Considerable planning was done to maximize participation in the exercise program. There were several meetings with the pastor of the church as well as with the senior guild providing both with clear explanations as to the goals of the program. The exercise classes were provided at no cost to the participants and were offered at the church. By offering incentives to all participants, the mean attendance rate was 87%. Program evaluation data was gathered to determine participant satisfaction with the program and 100% of participants reported being satisfied. Martin et al. [19] found that group-based exercise programs promotes greater participant satisfaction and exercise adherence. Our participants engaged in exercise activities with age-related peers that were from the same church or living community. This closeness promoted a collegiality that fostered a motivating environment. This was proven to be true in the present study, in that motivation and the social aspect of a group-based intervention showed positive benefits for those who needed external means of encouragement. These aspects may be part of the explanation to why there were significant improvements in just 10 weeks, despite previous studies reporting that this is too short of a time to achieve change.

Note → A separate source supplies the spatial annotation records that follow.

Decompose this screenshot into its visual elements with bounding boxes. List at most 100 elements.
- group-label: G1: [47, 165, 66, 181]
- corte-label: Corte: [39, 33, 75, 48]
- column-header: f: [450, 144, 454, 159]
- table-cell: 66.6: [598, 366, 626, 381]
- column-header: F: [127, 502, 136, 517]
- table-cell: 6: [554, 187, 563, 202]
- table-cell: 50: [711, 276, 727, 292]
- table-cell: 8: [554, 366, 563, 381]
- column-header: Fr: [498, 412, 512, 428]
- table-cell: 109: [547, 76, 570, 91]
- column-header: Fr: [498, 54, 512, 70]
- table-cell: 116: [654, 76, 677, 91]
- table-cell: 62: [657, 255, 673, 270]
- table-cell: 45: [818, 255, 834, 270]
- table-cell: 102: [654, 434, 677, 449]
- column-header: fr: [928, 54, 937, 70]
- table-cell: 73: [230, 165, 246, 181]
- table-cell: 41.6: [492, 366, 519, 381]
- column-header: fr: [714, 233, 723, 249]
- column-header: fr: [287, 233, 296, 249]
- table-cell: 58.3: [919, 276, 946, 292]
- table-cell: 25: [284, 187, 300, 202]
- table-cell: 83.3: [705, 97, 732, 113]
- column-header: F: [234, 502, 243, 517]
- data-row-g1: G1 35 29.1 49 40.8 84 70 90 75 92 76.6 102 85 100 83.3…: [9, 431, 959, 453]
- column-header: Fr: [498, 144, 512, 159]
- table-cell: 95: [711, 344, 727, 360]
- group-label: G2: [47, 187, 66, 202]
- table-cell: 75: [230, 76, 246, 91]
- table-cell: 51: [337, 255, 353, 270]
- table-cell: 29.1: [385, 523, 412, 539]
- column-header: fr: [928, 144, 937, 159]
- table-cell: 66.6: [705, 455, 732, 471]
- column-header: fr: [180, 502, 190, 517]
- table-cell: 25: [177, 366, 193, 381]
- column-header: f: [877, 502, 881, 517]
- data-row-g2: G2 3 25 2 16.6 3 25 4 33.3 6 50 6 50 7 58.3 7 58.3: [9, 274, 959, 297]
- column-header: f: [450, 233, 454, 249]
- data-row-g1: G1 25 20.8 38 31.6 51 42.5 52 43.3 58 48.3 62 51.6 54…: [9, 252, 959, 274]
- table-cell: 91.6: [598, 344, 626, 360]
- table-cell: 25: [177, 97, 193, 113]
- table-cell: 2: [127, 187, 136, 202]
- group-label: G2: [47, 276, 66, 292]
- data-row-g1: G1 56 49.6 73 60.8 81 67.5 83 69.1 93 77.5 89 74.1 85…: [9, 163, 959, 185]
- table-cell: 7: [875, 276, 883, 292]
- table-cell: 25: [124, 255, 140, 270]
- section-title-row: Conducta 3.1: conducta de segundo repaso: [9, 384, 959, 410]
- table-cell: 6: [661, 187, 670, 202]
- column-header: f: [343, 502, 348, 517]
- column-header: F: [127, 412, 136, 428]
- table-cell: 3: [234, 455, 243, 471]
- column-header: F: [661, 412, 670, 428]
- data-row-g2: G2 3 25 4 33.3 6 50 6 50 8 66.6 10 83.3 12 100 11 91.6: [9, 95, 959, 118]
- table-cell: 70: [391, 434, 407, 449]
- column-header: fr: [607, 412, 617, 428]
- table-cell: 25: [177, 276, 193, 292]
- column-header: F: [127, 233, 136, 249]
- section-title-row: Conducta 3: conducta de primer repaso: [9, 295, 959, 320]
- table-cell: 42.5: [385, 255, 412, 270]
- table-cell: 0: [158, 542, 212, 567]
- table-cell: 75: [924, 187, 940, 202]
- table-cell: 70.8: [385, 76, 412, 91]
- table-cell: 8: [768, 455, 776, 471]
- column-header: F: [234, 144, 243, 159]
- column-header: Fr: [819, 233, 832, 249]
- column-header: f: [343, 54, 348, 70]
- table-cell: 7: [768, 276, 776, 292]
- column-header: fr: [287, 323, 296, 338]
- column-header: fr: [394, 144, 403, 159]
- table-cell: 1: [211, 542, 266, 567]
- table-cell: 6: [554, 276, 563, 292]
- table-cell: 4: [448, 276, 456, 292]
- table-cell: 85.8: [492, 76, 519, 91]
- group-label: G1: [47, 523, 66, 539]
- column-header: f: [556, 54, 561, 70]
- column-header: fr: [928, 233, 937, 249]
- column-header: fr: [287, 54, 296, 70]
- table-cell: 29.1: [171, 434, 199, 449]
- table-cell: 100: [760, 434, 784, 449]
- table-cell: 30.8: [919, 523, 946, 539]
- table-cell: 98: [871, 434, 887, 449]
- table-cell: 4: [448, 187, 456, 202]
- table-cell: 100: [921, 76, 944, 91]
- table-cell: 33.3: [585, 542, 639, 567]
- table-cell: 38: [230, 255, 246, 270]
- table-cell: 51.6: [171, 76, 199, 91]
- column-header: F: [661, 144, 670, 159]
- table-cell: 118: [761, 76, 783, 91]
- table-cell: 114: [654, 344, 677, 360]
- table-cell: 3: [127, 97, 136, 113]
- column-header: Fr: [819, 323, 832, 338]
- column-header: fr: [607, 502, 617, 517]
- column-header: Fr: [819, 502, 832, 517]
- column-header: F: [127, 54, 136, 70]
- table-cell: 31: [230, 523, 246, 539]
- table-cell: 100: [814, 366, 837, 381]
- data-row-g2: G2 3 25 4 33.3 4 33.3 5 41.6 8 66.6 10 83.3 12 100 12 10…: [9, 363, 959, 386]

This study had a number of limitations including that it used a sample of convenience instead of having a control group. This lack of a control group makes it difficult to know what part of the program had the greatest effect such as the exercise program or just having the social interaction between group members. However, since we found significance in several variables one can assume that the main effect was due to the exercises but further randomized controlled trials are needed. Although the sample size was small, it did not seem to impact the ability to see a difference in function with treatment. The lack of change noted in static balance may have been the one measure that was impacted by the shorter duration of the training. Despite these limitations we were able to detect significant improvements over time, which indicates that this type of exercise program might be of great benefit to the older population.


This 10-week group-based exercise program that incorporated strength, flexibility, functional mobility and balance training had a positive effect on lower extremity strength and functional mobility among community-dwelling adults. In addition, quantitative balance improvements were noted with multidirectional movement further supporting this program as a beneficial intervention against falls as most functional tasks involve this type of movement. Finally, the benefits of group support cannot be overlooked as a powerful tool to promote exercise adherence over time.